Shoeless and beltless, I stepped into the truth cage that I briefly was worried would morph into a gas chamber, and the wind began and the detector started detecting and with a whirl of the wands it finished and I heard a loud buzzing noise as I stepped out. They told me I was failing the test and had to go back in. “Fuck, they found a knife or some bottle with too much liquid and I’m going to Guantanamo. Goodbye Netflix and Cheese-It’s! Goodbye Freedom!” I thought. I went back in, my mind raging with fear and panic as my wife watched me get checked by the honesty machine. I stepped back out and heard the familiar buzz again. I could see on the screen outside of the machine to my left the image of a human man with a giant red circle around his crotch. Two T.S.A. agents came over and I froze. One big man said “Sir, we are showing a "crotch anomaly", can you tell us what is causing it?” It took me a minute to not laugh at the phrase "crotch anomaly" and then another minute to think of why my crotch would be going off. Again, the worry about weaponry and a possible terrorist tattoo that I didn't ever get popped into my head until I realized that I was failing the detector because my underwear was wet. I had to somewhat loudly explain in front of a bunch of curious onlookers why my underwear was wet but my jeans weren’t while I got my crotch felt by security and while my wife snickered in the background. They took my story after a few minutes of being skeptical and let me go. I grabbed my shit as quickly as possible and off we were.

The trip was full of these types of occurrences. I took Tylenol P.M. thinking it would replace the anxiety medication I left at home, and then had to walk the Vegas strip and watch a burlesque show high on P.M. medicine. Once I got my medicine by calling home, I overcompensated and took too much and in the morning I was found sleeping in a bed with a scorpion and once alerted I barely flinched. A few days later I lost two nights of sleep worrying about a well known female hotel ghost raping me because I read she was into male visitors, and various other bizarre events occurred on our two week married victory lap.

I have been able to create a witty and humorous persona to compensate for the darker side of myself, and in general through this I believe I have been able to make my default personality the bright one, as opposed to letting the dark one reign supreme. There are a lot more events in the spectrum of these dark episodes that are not funny, and those moments make me wish away any comedic skill to be able to never feel the darkness again, but I do admit I am grateful for being able to strike the balance I have.

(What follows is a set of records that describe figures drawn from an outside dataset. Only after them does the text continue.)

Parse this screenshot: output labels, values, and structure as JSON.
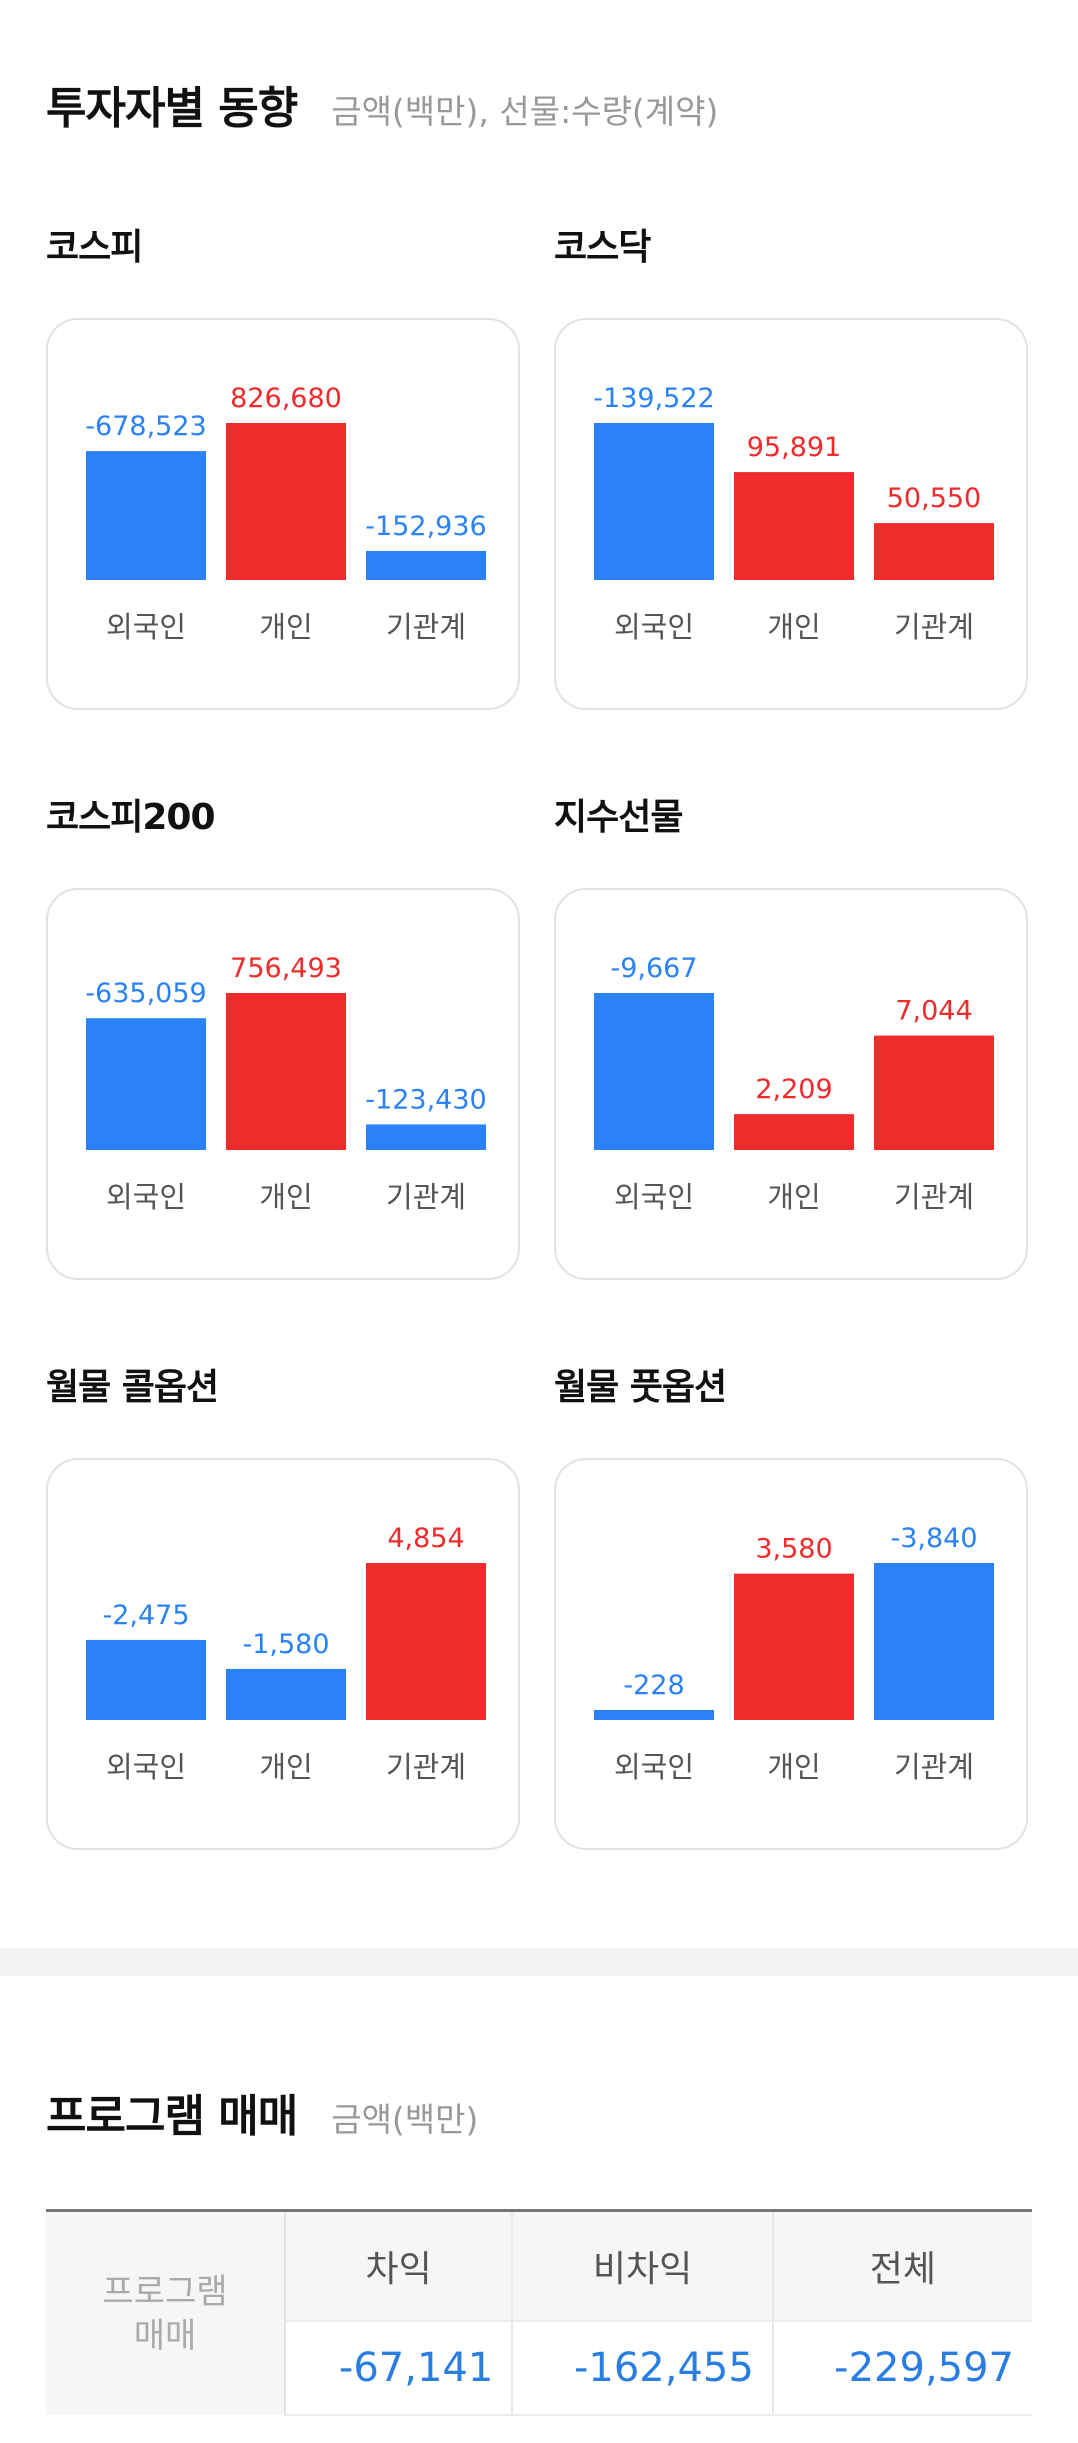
{
  "investor": {
    "title": "투자자별 동향",
    "unit": "금액(백만), 선물:수량(계약)",
    "colors": {
      "positive": "#ef2b2b",
      "negative": "#2a82f6"
    },
    "charts": [
      {
        "title": "코스피",
        "categories": [
          "외국인",
          "개인",
          "기관계"
        ],
        "labels": [
          "-678,523",
          "826,680",
          "-152,936"
        ],
        "values": [
          -678523,
          826680,
          -152936
        ]
      },
      {
        "title": "코스닥",
        "categories": [
          "외국인",
          "개인",
          "기관계"
        ],
        "labels": [
          "-139,522",
          "95,891",
          "50,550"
        ],
        "values": [
          -139522,
          95891,
          50550
        ]
      },
      {
        "title": "코스피200",
        "categories": [
          "외국인",
          "개인",
          "기관계"
        ],
        "labels": [
          "-635,059",
          "756,493",
          "-123,430"
        ],
        "values": [
          -635059,
          756493,
          -123430
        ]
      },
      {
        "title": "지수선물",
        "categories": [
          "외국인",
          "개인",
          "기관계"
        ],
        "labels": [
          "-9,667",
          "2,209",
          "7,044"
        ],
        "values": [
          -9667,
          2209,
          7044
        ]
      },
      {
        "title": "월물 콜옵션",
        "categories": [
          "외국인",
          "개인",
          "기관계"
        ],
        "labels": [
          "-2,475",
          "-1,580",
          "4,854"
        ],
        "values": [
          -2475,
          -1580,
          4854
        ]
      },
      {
        "title": "월물 풋옵션",
        "categories": [
          "외국인",
          "개인",
          "기관계"
        ],
        "labels": [
          "-228",
          "3,580",
          "-3,840"
        ],
        "values": [
          -228,
          3580,
          -3840
        ]
      }
    ]
  },
  "program": {
    "title": "프로그램 매매",
    "unit": "금액(백만)",
    "row_header_line1": "프로그램",
    "row_header_line2": "매매",
    "columns": [
      "차익",
      "비차익",
      "전체"
    ],
    "values": [
      "-67,141",
      "-162,455",
      "-229,597"
    ]
  },
  "chart_data": [
    {
      "type": "bar",
      "title": "코스피",
      "categories": [
        "외국인",
        "개인",
        "기관계"
      ],
      "values": [
        -678523,
        826680,
        -152936
      ]
    },
    {
      "type": "bar",
      "title": "코스닥",
      "categories": [
        "외국인",
        "개인",
        "기관계"
      ],
      "values": [
        -139522,
        95891,
        50550
      ]
    },
    {
      "type": "bar",
      "title": "코스피200",
      "categories": [
        "외국인",
        "개인",
        "기관계"
      ],
      "values": [
        -635059,
        756493,
        -123430
      ]
    },
    {
      "type": "bar",
      "title": "지수선물",
      "categories": [
        "외국인",
        "개인",
        "기관계"
      ],
      "values": [
        -9667,
        2209,
        7044
      ]
    },
    {
      "type": "bar",
      "title": "월물 콜옵션",
      "categories": [
        "외국인",
        "개인",
        "기관계"
      ],
      "values": [
        -2475,
        -1580,
        4854
      ]
    },
    {
      "type": "bar",
      "title": "월물 풋옵션",
      "categories": [
        "외국인",
        "개인",
        "기관계"
      ],
      "values": [
        -228,
        3580,
        -3840
      ]
    }
  ]
}
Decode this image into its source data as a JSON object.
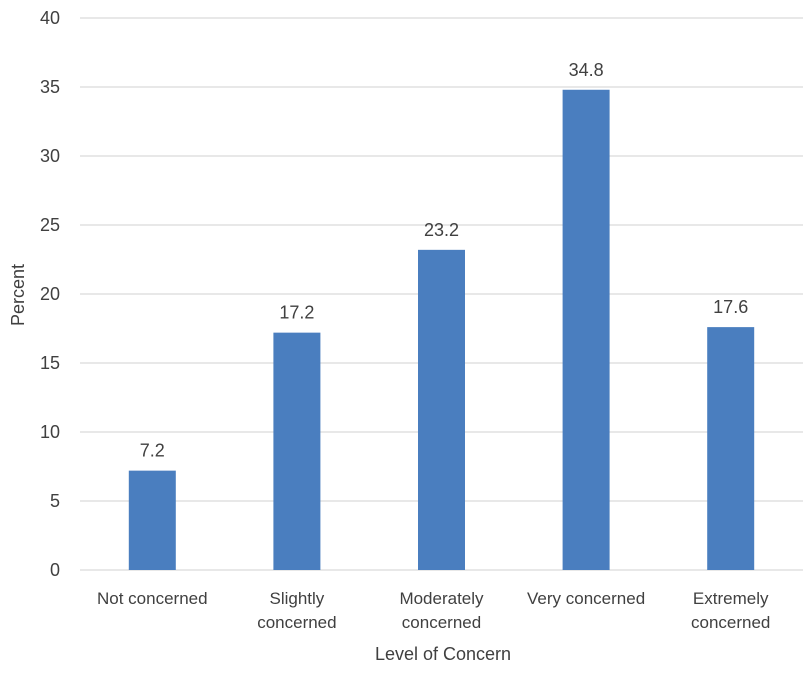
{
  "chart_data": {
    "type": "bar",
    "title": "",
    "xlabel": "Level of Concern",
    "ylabel": "Percent",
    "categories": [
      [
        "Not concerned"
      ],
      [
        "Slightly",
        "concerned"
      ],
      [
        "Moderately",
        "concerned"
      ],
      [
        "Very concerned"
      ],
      [
        "Extremely",
        "concerned"
      ]
    ],
    "values": [
      7.2,
      17.2,
      23.2,
      34.8,
      17.6
    ],
    "data_labels": [
      "7.2",
      "17.2",
      "23.2",
      "34.8",
      "17.6"
    ],
    "ylim": [
      0,
      40
    ],
    "yticks": [
      "0",
      "5",
      "10",
      "15",
      "20",
      "25",
      "30",
      "35",
      "40"
    ],
    "grid": true,
    "legend": "none",
    "bar_color": "#4a7ebf"
  }
}
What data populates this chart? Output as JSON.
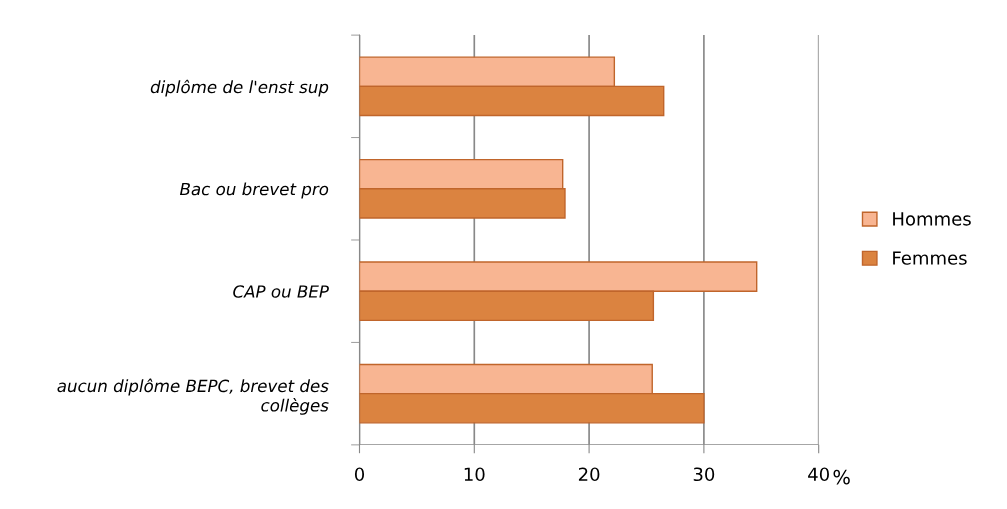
{
  "chart_data": {
    "type": "bar",
    "orientation": "horizontal",
    "categories": [
      "diplôme de l'enst sup",
      "Bac ou brevet pro",
      "CAP ou BEP",
      "aucun diplôme BEPC, brevet des\ncollèges"
    ],
    "series": [
      {
        "name": "Hommes",
        "color": "#f8b592",
        "values": [
          22.2,
          17.7,
          34.6,
          25.5
        ]
      },
      {
        "name": "Femmes",
        "color": "#db8340",
        "values": [
          26.5,
          17.9,
          25.6,
          30.0
        ]
      }
    ],
    "xlabel": "%",
    "xlim": [
      0,
      40
    ],
    "xticks": [
      0,
      10,
      20,
      30,
      40
    ],
    "grid": "x",
    "legend": "right"
  }
}
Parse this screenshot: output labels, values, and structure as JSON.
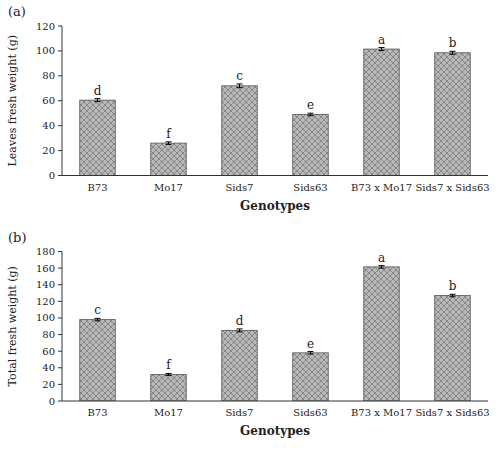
{
  "chart_data": [
    {
      "type": "bar",
      "title": "(a)",
      "categories": [
        "B73",
        "Mo17",
        "Sids7",
        "Sids63",
        "B73 x Mo17",
        "Sids7 x Sids63"
      ],
      "values": [
        60.5,
        26.0,
        72.0,
        49.0,
        101.5,
        98.5
      ],
      "errors": [
        1.2,
        1.0,
        1.5,
        1.0,
        1.2,
        1.2
      ],
      "letters": [
        "d",
        "f",
        "c",
        "e",
        "a",
        "b"
      ],
      "y_label": "Leaves fresh weight (g)",
      "x_label": "Genotypes",
      "color": "#b8b8b8",
      "ylim": [
        0,
        120
      ],
      "yticks": [
        0,
        20,
        40,
        60,
        80,
        100,
        120
      ],
      "grid": false
    },
    {
      "type": "bar",
      "title": "(b)",
      "categories": [
        "B73",
        "Mo17",
        "Sids7",
        "Sids63",
        "B73 x Mo17",
        "Sids7 x Sids63"
      ],
      "values": [
        98.0,
        32.0,
        85.0,
        58.0,
        161.5,
        127.0
      ],
      "errors": [
        1.5,
        1.2,
        1.8,
        1.5,
        1.5,
        1.5
      ],
      "letters": [
        "c",
        "f",
        "d",
        "e",
        "a",
        "b"
      ],
      "y_label": "Total fresh weight (g)",
      "x_label": "Genotypes",
      "color": "#b8b8b8",
      "ylim": [
        0,
        180
      ],
      "yticks": [
        0,
        20,
        40,
        60,
        80,
        100,
        120,
        140,
        160,
        180
      ],
      "grid": false
    }
  ]
}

The hardest part in all of this is that when things are good, you worry that lurking around any corner is the hockey masked killer waiting to ambush you with his machete made of hopelessness and panic. When things are bad, your brain chemistry seems to change as you are in the embrace of it, and you forget ever feeling good before. There is a pervasive feeling that nothing good will ever come again. American existential psychologist Rollo May summed it up best when he said “Depression is the inability to construct a future.”

I don’t think the right response to feeling this way is to hide it. I agree that some people can overshare, and I can sometimes fall into that camp, but if you are to hold in all of the madness, I believe it changes you for good, and your default becomes the dark, not the bright. I believe that in our American culture, my experience is not unique, but I don’t see others accepting it and bringing it out of the shadows the way I attempt to, and that scares me, because I believe sooner or later, the slasher becomes the slashed, or worse, you have a “I Spit on Your Grave” revenge narrative where the only success is a high body count which we see all too often in this modern day.